Expect global consolidation in flying vehicle production

Expect no more than 5 manufacturers to seize over 50% of the global market, with possibly $10-12bn a year of sales by 2030. 


That may seem a huge market, but to keep in proportion – this is tiny compared to the entire aviation industry in 2022 of $3.5 trillion a year or 4% of the global economy. 


Traditional helicopter services will be replaced in most cities by electric-powered vertical take-off and landing aircraft, with a typical range of up to 100kms. 


But expect growth too in longer range eVTOLS, especially for high-value, urgent freight – eg medicines or human organs for transplant.

Safety, silence and sustainability - challenges to overcome with regulators

The entire sector will be held back over the next 15-20 years in many nations by safety and regulatory issues, in a similar way to the constraints on fully autonomous road vehicles. \


At the same time, expect activist campaigns against the widespread use of eVTOLS, on grounds of sustainability, safety and nuisance from noise. 


The fact is that overcoming gravity requires a huge amount of energy, even if the vehicle is stationary, hovering just half a metre from the ground. 


Such vehicles are therefore only fully efficient if travelling very fast over relatively long distances. 

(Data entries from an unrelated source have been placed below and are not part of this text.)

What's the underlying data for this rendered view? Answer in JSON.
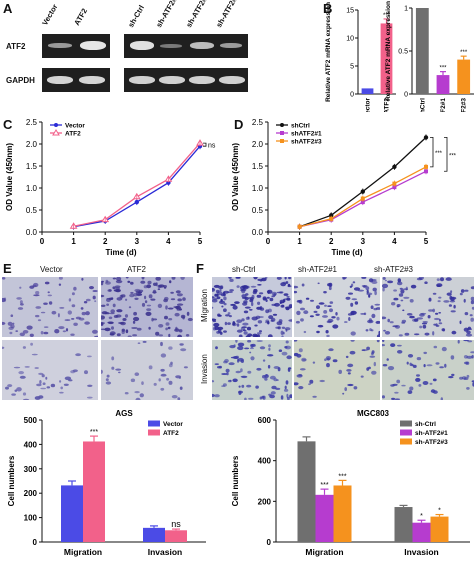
{
  "panels": {
    "a": "A",
    "b": "B",
    "c": "C",
    "d": "D",
    "e": "E",
    "f": "F"
  },
  "panel_a": {
    "lanes_left": [
      "Vector",
      "ATF2"
    ],
    "lanes_right": [
      "sh-Ctrl",
      "sh-ATF2#1",
      "sh-ATF2#2",
      "sh-ATF2#3"
    ],
    "rows": [
      "ATF2",
      "GAPDH"
    ]
  },
  "panel_e": {
    "cols": [
      "Vector",
      "ATF2"
    ],
    "rows": [
      "Migration",
      "Invasion"
    ]
  },
  "panel_f": {
    "cols": [
      "sh-Ctrl",
      "sh-ATF2#1",
      "sh-ATF2#3"
    ],
    "rows": [
      "Migration",
      "Invasion"
    ]
  },
  "colors": {
    "blue": "#4b4be6",
    "pink": "#f2618a",
    "grey": "#6f6f6f",
    "purple": "#b63ccf",
    "orange": "#f5921e",
    "black": "#111111"
  },
  "chart_data": [
    {
      "id": "b1",
      "type": "bar",
      "categories": [
        "Vector",
        "ATF2"
      ],
      "values": [
        1.0,
        12.6
      ],
      "errors": [
        0,
        0.8
      ],
      "colors": [
        "#4b4be6",
        "#f2618a"
      ],
      "sig": [
        "",
        "***"
      ],
      "ylabel": "Relative ATF2 mRNA expression",
      "ylim": [
        0,
        15
      ],
      "yticks": [
        0,
        5,
        10,
        15
      ]
    },
    {
      "id": "b2",
      "type": "bar",
      "categories": [
        "shCtrl",
        "shATF2#1",
        "shATF2#3"
      ],
      "values": [
        1.0,
        0.22,
        0.4
      ],
      "errors": [
        0,
        0.04,
        0.04
      ],
      "colors": [
        "#6f6f6f",
        "#b63ccf",
        "#f5921e"
      ],
      "sig": [
        "",
        "***",
        "***"
      ],
      "ylabel": "Relative ATF2 mRNA expression",
      "ylim": [
        0,
        1.0
      ],
      "yticks": [
        0.0,
        0.5,
        1.0
      ]
    },
    {
      "id": "c",
      "type": "line",
      "x": [
        1,
        2,
        3,
        4,
        5
      ],
      "series": [
        {
          "name": "Vector",
          "values": [
            0.12,
            0.25,
            0.68,
            1.12,
            1.95
          ],
          "color": "#2b2bd6",
          "marker": "circle"
        },
        {
          "name": "ATF2",
          "values": [
            0.13,
            0.28,
            0.8,
            1.2,
            2.02
          ],
          "color": "#f2618a",
          "marker": "triangle"
        }
      ],
      "xlabel": "Time (d)",
      "ylabel": "OD Value (450nm)",
      "xlim": [
        0,
        5
      ],
      "ylim": [
        0,
        2.5
      ],
      "xticks": [
        0,
        1,
        2,
        3,
        4,
        5
      ],
      "yticks": [
        0.0,
        0.5,
        1.0,
        1.5,
        2.0,
        2.5
      ],
      "annotation": "ns",
      "legend": "top-left"
    },
    {
      "id": "d",
      "type": "line",
      "x": [
        1,
        2,
        3,
        4,
        5
      ],
      "series": [
        {
          "name": "shCtrl",
          "values": [
            0.12,
            0.38,
            0.92,
            1.48,
            2.15
          ],
          "color": "#111111",
          "marker": "circle"
        },
        {
          "name": "shATF2#1",
          "values": [
            0.12,
            0.28,
            0.68,
            1.02,
            1.38
          ],
          "color": "#b63ccf",
          "marker": "square"
        },
        {
          "name": "shATF2#3",
          "values": [
            0.12,
            0.3,
            0.76,
            1.1,
            1.48
          ],
          "color": "#f5921e",
          "marker": "square"
        }
      ],
      "xlabel": "Time (d)",
      "ylabel": "OD Value (450nm)",
      "xlim": [
        0,
        5
      ],
      "ylim": [
        0,
        2.5
      ],
      "xticks": [
        0,
        1,
        2,
        3,
        4,
        5
      ],
      "yticks": [
        0.0,
        0.5,
        1.0,
        1.5,
        2.0,
        2.5
      ],
      "annotations": [
        "***",
        "***"
      ],
      "legend": "top-left"
    },
    {
      "id": "ags",
      "type": "bar",
      "title": "AGS",
      "categories": [
        "Migration",
        "Invasion"
      ],
      "series": [
        {
          "name": "Vector",
          "values": [
            232,
            58
          ],
          "errors": [
            18,
            8
          ],
          "color": "#4b4be6"
        },
        {
          "name": "ATF2",
          "values": [
            412,
            48
          ],
          "errors": [
            22,
            5
          ],
          "color": "#f2618a"
        }
      ],
      "sig": [
        [
          "",
          "***"
        ],
        [
          "",
          "ns"
        ]
      ],
      "ylabel": "Cell numbers",
      "ylim": [
        0,
        500
      ],
      "yticks": [
        0,
        100,
        200,
        300,
        400,
        500
      ],
      "legend": "top-right"
    },
    {
      "id": "mgc",
      "type": "bar",
      "title": "MGC803",
      "categories": [
        "Migration",
        "Invasion"
      ],
      "series": [
        {
          "name": "sh-Ctrl",
          "values": [
            495,
            172
          ],
          "errors": [
            22,
            8
          ],
          "color": "#6f6f6f"
        },
        {
          "name": "sh-ATF2#1",
          "values": [
            232,
            95
          ],
          "errors": [
            28,
            12
          ],
          "color": "#b63ccf"
        },
        {
          "name": "sh-ATF2#3",
          "values": [
            278,
            125
          ],
          "errors": [
            25,
            10
          ],
          "color": "#f5921e"
        }
      ],
      "sig": [
        [
          "",
          "***",
          "***"
        ],
        [
          "",
          "*",
          "*"
        ]
      ],
      "ylabel": "Cell numbers",
      "ylim": [
        0,
        600
      ],
      "yticks": [
        0,
        200,
        400,
        600
      ],
      "legend": "top-right"
    }
  ]
}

And such vehicles also create a lot of air disturbance / vibration noise.  Just think how annoying it can be to hear a tiny toy drone buzzing overhead.

What about energy efficiency?

Some eVTOL companies have claimed that energy per mile per person travelled could be less than for people in a car, but such claims will be closely scrutinised in future. 


A key factor will be aerodynamics and average number of passengers per flight. Another will be embodied carbon - energy used to make the aircraft etc, divided out by number of actual flights.


Cars have to stay on the road surface and create a lot more wind resistance, compared to aircraft. 


But another is weight to power ratio of batteries, and recharge time, which can limit numbers of flights per day. 


Key to widespread acceptance will also be smarter navigation tools for air traffic control, allowing hundreds or even thousands of autonomous flying machines to work their way around cities.


And key to afforadability will be ensuring each flying eVTOL is heavily used because they will be very expensive to buy compared to a car.